在本工作中，我们提出了一种利用大规模未标注数据集的不同方法，该方法不需要自监督学习 (SSL) 中使用的两步训练流程（但可以轻松与任何前沿 SSL 方法结合）。具体而言，我们利用现有优质公开预训练ASR模型 [5, 8, 11, 12] 来自动标注大规模视听数据集。该方法与自训练 [13–15] 有广泛关联性——自训练先使用标注数据训练模型，再生成未标注数据的伪标签，最后用全部标注数据训练新模型并迭代数次。这种迭代流程在其他缺乏高质量预训练模型的领域可能是必要的，但ASR领域存在大量准确预训练模型，因此我们规避了高成本的迭代过程。此外，我们将自动转写的未标注数据直接纳入训练集，而非使用预训练ASR模型进行蒸馏 [9]，从而通过简化实现方式并降低训练时使用教师模型的计算/内存成本，轻松训练大规模AV-ASR系统。虽然与 [3, 16] 存在相似性，但我们使用的所有模型和数据集均公开可获取，而非依赖用户上传的转录文本或生产级ASR系统。

Our main contributions can be summarised as follows: 1) we automatically generate transcriptions for more than 2 000 hours of videos by utilising publicly-available ASR models. We then train ASR, VSR and AV-ASR models with these transcriptions and achieve state-of-the-art performance on the LRS2 and LRS3 datasets. Concretely, the proposed approach leads to a WER of $0.9%$ for AV-ASR on the LRS3 dataset, which outperforms models trained on much larger training sets; 2) We show that the accuracy of the pretrained ASR models used to automatically transcribe the unlabelled datasets is not highly correlated with the performance of the ASR and VSR models trained with these transcriptions; 3) We observe that an increase in the number of hours of automatically-transcribed data used in the training set results in reduced WER, especially for the VSR models. On the other hand, the performance of the ASR models seems to saturate beyond 1500 hours.

我们的主要贡献可总结如下：1) 利用公开可用的自动语音识别(ASR)模型为超过2000小时的视频自动生成转录文本。随后使用这些转录训练ASR、视觉语音识别(VSR)和视听语音识别(AV-ASR)模型，在LRS2和LRS3数据集上实现了最先进性能。具体而言，所提方法在LRS3数据集上实现AV-ASR的单词错误率(WER)为$0.9%$，优于使用更大规模训练集训练的模型；2) 研究表明，用于自动转录未标注数据集的预训练ASR模型准确率，与基于这些转录训练的ASR和VSR模型性能之间不存在高度相关性；3) 观察到训练集中自动转录数据时长的增加会降低WER，对VSR模型尤为明显。而ASR模型性能在超过1500小时后趋于饱和。

Stage 1: Leverage pre-trained ASR for automated transcripts of unlabelled data and combination with LRS2 and LRS3

图 1:
阶段 1: 利用预训练ASR(自动语音识别)生成未标注数据的自动转录文本 并与LRS2和LRS3数据集结合

Stage 2: Training an audio-visual automatic speech recognition model Fig. 1. AV-ASR architecture overview.

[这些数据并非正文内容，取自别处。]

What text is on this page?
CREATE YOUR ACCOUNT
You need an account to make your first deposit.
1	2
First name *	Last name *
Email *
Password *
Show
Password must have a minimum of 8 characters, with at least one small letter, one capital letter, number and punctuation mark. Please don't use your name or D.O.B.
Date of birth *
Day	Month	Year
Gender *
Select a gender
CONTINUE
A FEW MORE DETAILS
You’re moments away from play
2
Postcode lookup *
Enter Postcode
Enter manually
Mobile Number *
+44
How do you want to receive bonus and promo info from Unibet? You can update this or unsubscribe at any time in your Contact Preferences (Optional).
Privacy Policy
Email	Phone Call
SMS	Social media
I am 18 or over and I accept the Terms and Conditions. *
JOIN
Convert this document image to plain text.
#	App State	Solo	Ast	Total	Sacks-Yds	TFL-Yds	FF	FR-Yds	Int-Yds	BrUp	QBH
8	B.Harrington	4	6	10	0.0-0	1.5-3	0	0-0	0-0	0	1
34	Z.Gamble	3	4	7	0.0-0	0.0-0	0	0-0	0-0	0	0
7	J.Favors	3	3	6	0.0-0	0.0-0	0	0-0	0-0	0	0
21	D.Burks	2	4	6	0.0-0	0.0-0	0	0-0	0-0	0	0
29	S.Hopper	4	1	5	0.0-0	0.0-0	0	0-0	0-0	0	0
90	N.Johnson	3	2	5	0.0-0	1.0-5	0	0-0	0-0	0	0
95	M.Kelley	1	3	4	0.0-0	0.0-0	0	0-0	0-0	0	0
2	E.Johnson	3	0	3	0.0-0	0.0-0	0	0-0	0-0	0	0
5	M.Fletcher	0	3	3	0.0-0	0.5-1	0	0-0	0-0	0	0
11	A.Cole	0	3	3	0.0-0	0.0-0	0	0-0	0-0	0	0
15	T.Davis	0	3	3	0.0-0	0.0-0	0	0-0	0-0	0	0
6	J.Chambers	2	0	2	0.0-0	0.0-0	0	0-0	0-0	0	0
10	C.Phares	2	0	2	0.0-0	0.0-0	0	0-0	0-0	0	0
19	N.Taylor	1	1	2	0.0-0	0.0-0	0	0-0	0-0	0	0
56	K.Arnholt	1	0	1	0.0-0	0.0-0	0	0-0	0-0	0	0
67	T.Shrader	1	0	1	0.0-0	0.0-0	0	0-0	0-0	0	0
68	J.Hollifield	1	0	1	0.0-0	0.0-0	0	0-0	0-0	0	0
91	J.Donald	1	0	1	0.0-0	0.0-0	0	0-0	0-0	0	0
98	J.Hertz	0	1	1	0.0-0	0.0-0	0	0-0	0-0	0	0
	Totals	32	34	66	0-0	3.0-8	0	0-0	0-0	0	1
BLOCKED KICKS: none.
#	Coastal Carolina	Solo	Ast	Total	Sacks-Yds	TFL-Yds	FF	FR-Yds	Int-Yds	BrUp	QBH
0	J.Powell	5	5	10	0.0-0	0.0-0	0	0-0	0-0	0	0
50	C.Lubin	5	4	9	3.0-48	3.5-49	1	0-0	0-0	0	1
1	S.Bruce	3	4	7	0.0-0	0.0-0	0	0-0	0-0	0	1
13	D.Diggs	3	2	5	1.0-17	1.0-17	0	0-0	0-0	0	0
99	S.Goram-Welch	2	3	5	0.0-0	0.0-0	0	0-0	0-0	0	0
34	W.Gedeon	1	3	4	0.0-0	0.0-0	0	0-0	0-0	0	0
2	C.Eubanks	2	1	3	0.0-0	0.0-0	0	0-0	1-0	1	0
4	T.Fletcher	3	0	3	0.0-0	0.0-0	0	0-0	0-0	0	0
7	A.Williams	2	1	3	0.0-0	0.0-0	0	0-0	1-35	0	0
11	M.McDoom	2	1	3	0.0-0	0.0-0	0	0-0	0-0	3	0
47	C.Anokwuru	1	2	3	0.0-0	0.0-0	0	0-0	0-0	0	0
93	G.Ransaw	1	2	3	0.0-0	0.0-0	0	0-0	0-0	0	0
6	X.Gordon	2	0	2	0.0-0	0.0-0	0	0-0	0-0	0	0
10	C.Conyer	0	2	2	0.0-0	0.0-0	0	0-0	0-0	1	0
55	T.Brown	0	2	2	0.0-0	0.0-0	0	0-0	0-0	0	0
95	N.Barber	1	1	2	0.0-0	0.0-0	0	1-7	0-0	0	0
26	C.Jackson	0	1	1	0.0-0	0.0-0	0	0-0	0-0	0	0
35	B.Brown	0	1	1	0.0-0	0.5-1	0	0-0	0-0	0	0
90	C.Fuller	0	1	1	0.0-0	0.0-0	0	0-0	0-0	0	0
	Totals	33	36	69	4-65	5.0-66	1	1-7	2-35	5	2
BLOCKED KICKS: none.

In the first stage, a pre-trained ASR model is leveraged to produce automatically-generated transcriptions for unlabelled audio-visual datasets. And then these unlabelled datasets are combined with the labelled training sets, including LRS2 and LRS3, for training. The frame rate of audio and visual features from the ASR and VSR encoders is 25 frames per second (fps).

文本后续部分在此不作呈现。